The study demonstrated a moderate prostate cancer knowledge content among surveyed men. However, several areas of deficiencies of prostate cancer knowledge were noted. Despite being surveyed at a screening event, most men still thought that screening may not be able to detect prostate cancer early. Several studies have shown overall poor prostate cancer knowledge in blacks, in particular Caribbean and African men [20–23]. Counterintuitively, Deibert reported that men who were engaged in seminars and programs on prostate cancer had no greater knowledge on the topic than those not exposed to these educational events [24]. There is a direct correlation between socio-economic status and prostate cancer knowledge [24]. Our study revealed that most participants were influenced by their partners, close family members, friends, pastor, and physician. We have also learnt that physicians may contribute significantly to prostate cancer knowledge in men; however, many men do not benefit from this [25, 26]. We suggest that strategies to increase prostate cancer knowledge among men may be increased by empowering close confidants and community of men.

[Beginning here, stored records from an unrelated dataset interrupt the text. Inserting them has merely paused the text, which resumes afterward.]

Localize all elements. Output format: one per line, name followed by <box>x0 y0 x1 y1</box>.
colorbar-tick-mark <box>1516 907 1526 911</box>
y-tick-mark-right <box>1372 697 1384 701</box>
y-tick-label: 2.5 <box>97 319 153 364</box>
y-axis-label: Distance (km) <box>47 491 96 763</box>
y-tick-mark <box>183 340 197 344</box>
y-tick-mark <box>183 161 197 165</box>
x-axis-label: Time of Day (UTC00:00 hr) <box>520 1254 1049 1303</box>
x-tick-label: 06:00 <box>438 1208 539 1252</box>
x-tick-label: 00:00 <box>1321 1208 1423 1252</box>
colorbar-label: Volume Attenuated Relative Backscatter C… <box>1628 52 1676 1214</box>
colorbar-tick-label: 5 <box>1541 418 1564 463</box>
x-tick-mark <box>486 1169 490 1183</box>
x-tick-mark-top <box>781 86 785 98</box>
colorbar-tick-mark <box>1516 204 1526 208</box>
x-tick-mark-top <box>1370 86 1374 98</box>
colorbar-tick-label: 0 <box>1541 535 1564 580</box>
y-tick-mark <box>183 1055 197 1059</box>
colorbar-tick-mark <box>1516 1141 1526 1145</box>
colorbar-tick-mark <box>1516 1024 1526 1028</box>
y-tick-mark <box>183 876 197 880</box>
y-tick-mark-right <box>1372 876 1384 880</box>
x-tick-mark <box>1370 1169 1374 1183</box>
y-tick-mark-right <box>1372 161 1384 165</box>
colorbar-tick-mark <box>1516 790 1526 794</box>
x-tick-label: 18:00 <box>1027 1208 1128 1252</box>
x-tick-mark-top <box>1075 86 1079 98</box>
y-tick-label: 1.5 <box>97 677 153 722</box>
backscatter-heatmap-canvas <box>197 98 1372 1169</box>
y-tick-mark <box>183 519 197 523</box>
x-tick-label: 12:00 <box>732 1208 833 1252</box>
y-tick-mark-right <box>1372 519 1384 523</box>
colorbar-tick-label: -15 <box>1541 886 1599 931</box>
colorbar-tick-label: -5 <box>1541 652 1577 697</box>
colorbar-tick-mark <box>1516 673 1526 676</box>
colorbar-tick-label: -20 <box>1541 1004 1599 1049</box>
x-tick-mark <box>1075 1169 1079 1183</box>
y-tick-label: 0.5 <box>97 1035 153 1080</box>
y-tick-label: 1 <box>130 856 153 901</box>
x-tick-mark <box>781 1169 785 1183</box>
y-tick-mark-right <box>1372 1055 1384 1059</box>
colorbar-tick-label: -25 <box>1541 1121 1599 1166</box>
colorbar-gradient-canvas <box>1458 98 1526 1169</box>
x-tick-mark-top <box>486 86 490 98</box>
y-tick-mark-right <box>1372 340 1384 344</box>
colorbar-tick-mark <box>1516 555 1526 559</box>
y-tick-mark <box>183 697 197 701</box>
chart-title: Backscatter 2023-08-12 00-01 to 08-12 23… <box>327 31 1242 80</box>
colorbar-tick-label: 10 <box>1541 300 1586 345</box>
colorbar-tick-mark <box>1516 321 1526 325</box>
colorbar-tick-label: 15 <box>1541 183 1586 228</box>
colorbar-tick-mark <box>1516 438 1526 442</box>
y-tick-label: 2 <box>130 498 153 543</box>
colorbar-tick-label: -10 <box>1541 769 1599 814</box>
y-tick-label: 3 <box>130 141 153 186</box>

The overall attitude towards screening and prevention of prostate cancer was high. However, we admit several limitations of our study. Sampling bias must be considered as surveyed men were volunteers who were recruited using a convenience sampling method from a mass screening event where prostate cancer education was ongoing. In addition, there was selection bias as recruited men were those who were able to travel to the JCS Kingston location and pay for the screening visit. This health care access and affordability bias may have neglected to observe differences in males who were not able to afford screening. We are also aware that the small sample size precludes us from making generalizations with the general population of men in Jamaica. In addition, our sampled men from urban Jamaica may have differences from the general population with respect to educational levels and health seeking and prevention attitudes. Despite this, we think that the information gained provides insight into the knowledge and attitudes of Jamaican men towards prostate cancer.
Conclusion
Jamaican men surveyed have moderate prostate cancer knowledge and a positive attitude towards screening and prostate cancer prevention activities. However, the application of activities for potential prevention of modifiable risk factors is poor.
Acknowledgments
The authors thank the staff at the Jamaica Cancer Society and research volunteers of the Jamaica National Building Society.